Analysis of the cause-and-effect relationship between AI literacy, AI hallucination risk and academic integrity among preservice teachers using the DEMATEL method
Keywords:
AI Literacy, Academic Integrity, Preservice Teachers, , DEMATEL Analysis and AI Hallucination RisksAbstract
Based on this comprehensive DEMATEL analysis examining the interrelationships among AI Literacy, AI Risks hallucination, and Academic Integrity in educational contexts, this research reveals a hierarchical causal structure where AI Literacy functions as the primary driver influencing both risk awareness and ethical behavior. The analysis progressed through multiple stages: the direct relation matrix established initial influence strengths, normalization enabled comparative assessment, the total relation matrix captured cumulative effects including indirect pathways, threshold filtering identified the most significant relationships, and the final DEMATEL output quantified each factor's role as cause or effect. The results demonstrate that AI Literacy possesses the highest causal influence (D-R = 1.85) and substantial centrality (D+R = 4.071), positioning it as the foundational factor that shapes students' understanding of AI hallucination risks (total influence = 1.269) and their commitment to Academic Integrity (total influence = 1.321). Conversely, both AI Risks hallucination (D-R = -0.838) and Academic Integrity (D-R = -1.012) emerge as net effect factors with high prominence, indicating they are primarily outcomes rather than drivers in this system. The cause-effect diagram visually reinforces this finding, with AI Literacy occupying a distinct position as a core causal factor while the other two variables cluster as dependent effects.

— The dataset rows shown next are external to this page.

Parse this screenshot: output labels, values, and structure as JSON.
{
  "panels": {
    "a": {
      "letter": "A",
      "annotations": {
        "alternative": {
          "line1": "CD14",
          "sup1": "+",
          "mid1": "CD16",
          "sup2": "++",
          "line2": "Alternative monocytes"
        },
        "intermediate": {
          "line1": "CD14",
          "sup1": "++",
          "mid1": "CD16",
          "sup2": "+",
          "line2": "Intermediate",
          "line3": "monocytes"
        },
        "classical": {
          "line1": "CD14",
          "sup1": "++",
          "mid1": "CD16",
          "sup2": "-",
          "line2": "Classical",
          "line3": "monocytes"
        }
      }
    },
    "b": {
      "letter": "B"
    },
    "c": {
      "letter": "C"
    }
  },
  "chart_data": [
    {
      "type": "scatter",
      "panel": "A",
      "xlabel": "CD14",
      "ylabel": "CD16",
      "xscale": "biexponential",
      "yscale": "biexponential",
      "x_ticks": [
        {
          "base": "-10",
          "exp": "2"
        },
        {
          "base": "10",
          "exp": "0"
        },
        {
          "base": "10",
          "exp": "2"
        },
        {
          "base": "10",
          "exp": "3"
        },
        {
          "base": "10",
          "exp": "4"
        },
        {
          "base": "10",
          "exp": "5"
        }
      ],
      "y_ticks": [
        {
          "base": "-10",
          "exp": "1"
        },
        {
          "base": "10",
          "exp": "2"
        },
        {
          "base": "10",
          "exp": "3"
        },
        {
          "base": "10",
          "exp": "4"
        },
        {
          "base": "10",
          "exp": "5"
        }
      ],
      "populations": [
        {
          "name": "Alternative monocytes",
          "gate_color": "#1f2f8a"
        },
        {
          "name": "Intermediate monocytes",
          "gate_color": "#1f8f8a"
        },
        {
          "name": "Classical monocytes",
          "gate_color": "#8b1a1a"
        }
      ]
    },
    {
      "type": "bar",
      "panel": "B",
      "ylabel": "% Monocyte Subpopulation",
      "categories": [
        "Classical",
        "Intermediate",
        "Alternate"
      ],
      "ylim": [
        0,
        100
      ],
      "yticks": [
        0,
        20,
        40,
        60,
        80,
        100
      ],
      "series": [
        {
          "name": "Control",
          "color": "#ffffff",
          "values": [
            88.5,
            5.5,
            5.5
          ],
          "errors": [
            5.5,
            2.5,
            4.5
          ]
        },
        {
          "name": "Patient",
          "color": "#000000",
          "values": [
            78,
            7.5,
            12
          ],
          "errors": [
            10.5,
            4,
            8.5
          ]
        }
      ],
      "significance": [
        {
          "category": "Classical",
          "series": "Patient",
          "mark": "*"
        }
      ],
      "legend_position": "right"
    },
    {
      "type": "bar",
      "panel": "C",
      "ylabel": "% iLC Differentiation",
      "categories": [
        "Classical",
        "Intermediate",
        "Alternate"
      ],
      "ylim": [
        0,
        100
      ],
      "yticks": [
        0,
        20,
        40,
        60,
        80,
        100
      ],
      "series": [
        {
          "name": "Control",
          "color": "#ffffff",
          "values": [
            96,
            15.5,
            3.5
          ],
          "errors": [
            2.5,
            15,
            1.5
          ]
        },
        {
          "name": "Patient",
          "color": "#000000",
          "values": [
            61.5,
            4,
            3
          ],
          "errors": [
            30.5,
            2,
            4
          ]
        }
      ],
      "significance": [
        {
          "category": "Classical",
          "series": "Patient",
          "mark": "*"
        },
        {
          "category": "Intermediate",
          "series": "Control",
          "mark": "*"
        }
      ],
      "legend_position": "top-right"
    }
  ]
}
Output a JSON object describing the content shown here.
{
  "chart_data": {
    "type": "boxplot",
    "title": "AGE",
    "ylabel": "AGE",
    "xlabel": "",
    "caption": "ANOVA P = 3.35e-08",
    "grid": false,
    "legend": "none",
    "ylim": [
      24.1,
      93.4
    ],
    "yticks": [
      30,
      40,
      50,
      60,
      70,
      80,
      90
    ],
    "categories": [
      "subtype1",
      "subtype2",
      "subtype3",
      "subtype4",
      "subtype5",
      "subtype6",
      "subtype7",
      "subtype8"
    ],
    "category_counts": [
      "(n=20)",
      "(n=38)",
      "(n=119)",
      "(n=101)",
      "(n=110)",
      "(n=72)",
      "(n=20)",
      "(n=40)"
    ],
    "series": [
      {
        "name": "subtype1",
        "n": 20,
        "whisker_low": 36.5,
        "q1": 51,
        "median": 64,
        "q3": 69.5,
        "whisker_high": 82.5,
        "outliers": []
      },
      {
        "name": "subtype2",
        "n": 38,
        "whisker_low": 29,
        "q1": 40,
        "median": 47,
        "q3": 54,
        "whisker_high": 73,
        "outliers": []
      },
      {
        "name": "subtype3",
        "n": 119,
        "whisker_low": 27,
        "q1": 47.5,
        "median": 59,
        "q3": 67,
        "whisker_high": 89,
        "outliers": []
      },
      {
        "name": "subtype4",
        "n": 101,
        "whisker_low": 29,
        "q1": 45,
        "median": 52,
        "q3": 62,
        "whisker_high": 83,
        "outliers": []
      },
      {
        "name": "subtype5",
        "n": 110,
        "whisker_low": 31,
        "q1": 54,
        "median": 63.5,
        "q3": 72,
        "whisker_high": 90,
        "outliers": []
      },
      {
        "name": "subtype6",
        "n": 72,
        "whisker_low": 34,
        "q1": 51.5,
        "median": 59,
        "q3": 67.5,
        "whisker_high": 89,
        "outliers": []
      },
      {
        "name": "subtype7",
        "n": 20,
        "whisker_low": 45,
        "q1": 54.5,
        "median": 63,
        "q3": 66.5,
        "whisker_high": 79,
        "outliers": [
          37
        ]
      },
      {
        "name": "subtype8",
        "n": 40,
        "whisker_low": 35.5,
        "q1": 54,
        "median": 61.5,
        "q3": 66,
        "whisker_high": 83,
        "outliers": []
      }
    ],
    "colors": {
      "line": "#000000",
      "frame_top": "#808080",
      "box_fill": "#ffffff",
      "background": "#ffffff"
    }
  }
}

These findings provide critical insights for educational policy and curriculum development: investing in comprehensive AI literacy education represents the most effective leverage point for systemic improvement, as it generates cascading benefits that simultaneously enhance students' critical awareness of AI limitations and strengthen their ethical academic practices, ultimately addressing the dual challenges of technological competence and academic integrity in the age of artificial intelligence.